The first of its kind- Janana masjid in India

How does the essential religious patriarchal society of India treat women? Are women allowed to enter temples while menstruating? Why women are excluded from the priesthood? And majorly, why women aren’t allowed to pray in Mosques? Every religion in India has a manifesto that restricts women from religious freedom and the customs that dictate women to take a seat-back! The religious legacy in India has always prevailed in a way that makes women submissive in society.

Coming back to the status of women in Islam, according to the religious sentiments women holds a strong position in the patriarchal system. The greatest myth is that Islam bars women from entering the masjid, while in reality, it’s the opposite. Islamic doctrine, tenets, and beliefs do not prohibit Muslim women from entering mosques to offer prayer.

Centuries-old women Masjid in Amroha is setting a unique example of cultural heritage in India.

A 125-year-old Janana Mosque in Amroha is believed to be the first of its kind in India where women are allowed to offer prayer in mosques. It’s a unique tradition embedded with Muslim women of Amroha who have the freedom as well as the asset to offer prayers in the mosque.
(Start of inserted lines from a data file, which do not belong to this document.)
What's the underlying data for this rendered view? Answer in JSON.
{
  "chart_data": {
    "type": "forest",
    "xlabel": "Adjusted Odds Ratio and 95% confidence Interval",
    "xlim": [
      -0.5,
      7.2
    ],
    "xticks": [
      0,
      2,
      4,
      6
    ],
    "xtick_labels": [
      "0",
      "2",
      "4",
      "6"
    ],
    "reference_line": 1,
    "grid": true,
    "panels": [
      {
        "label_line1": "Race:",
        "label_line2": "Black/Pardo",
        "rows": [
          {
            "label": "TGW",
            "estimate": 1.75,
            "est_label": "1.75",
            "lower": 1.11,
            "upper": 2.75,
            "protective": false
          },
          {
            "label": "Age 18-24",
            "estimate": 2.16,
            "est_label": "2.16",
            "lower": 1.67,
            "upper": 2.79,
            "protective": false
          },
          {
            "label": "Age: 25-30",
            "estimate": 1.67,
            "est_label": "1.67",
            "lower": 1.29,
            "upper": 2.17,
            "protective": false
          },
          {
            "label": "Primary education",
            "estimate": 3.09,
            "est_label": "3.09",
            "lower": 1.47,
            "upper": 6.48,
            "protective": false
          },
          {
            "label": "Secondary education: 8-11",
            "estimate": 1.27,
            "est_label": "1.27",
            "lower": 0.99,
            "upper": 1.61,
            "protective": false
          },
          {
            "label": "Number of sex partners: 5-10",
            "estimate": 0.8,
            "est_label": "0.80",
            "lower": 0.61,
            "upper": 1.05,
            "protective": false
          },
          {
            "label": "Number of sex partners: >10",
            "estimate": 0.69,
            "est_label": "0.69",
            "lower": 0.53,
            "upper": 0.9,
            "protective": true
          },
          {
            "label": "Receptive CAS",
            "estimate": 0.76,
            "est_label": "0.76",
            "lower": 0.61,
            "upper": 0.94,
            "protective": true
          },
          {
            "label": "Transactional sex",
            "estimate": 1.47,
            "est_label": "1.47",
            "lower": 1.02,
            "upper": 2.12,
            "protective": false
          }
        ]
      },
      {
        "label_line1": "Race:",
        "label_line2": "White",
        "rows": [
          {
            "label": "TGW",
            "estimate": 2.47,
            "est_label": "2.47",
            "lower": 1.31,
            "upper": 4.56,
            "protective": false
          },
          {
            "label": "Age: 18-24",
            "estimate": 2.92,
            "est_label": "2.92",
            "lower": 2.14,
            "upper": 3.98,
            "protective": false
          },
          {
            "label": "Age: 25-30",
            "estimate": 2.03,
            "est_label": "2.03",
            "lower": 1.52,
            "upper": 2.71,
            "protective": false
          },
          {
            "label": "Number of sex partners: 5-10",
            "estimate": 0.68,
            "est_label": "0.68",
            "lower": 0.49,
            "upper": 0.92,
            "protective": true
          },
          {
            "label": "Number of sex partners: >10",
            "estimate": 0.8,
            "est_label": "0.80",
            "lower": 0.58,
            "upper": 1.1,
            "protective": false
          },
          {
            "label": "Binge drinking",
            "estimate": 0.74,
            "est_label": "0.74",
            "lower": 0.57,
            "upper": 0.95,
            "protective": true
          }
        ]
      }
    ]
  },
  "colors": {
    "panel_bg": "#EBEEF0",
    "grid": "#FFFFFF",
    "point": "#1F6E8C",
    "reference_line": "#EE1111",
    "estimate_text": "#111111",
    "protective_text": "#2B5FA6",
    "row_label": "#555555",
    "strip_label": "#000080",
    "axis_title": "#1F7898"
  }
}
Mohammed Seyadat, the Shehar Imam of Amroha has been looking after the mosque for the last 50-years.

Stood still among the hustling streets, the blue and white Janana masjid was originally constructed by Salim Ghulam more than 100 years ago. Salim was a resident of Amroha who served as a Hawaldar for the British regiment. He had three daughters named Sabira, Sehra, and Kaneez. He loved his daughters very much and thus emphasized their education.  He realized that there are no Mosques where his daughters can offer prayers and take religious teachings in the city. Hence, he began the construction of India’s first women’s mosque in the small city of Amroha.

Janana Masjid

Another version of the tale suggests that after Salim’s death, his youngest daughter Kaneez was the in-charge of the house and she constructed the mosque in 1885 which was later converted to Janana masjid. It was Kaneez that started the famous tradition in the city. Whatever, the story could be, the mosque has become a favourite spot for women who wants to offer prayers outside the home. In every namaz at the mosque, the minimum attendance is twenty while the maximum could go up to 80 women, especially during the holy month of Ramadan.

The Janana Mosque offers women to pray five times a day without any disparities. The local women collect the funds to make necessary arrangements or any improvement in the Infrastructure of the Mosque. There are two benefits- one the women are getting back the rights they deserve and a chance of socializing in society like never before.

According to the latest announcement by the All-India Islamic Board, Islam does not bar women from attending mosques to offer prayers. Yet in India, the custom of women attending mosque is rare and unique. As Islam does not offer men any liability to not attend mosques for prayer purposes, they are bound to seek asylum in the Masjids. However, for women, there is no restriction to offer prayers in the mosques and thus busy in household chores women themselves stopped offering prayers in the Mosques. As a result, over time the choice became a custom, and today nearly no Mosque in India allows women of their basic rights.

In such a case, the Janana Masjid of Amroha is definitely a silver lining. It’s a trailblazer in encouraging women to seek their rights and be advocated about the same.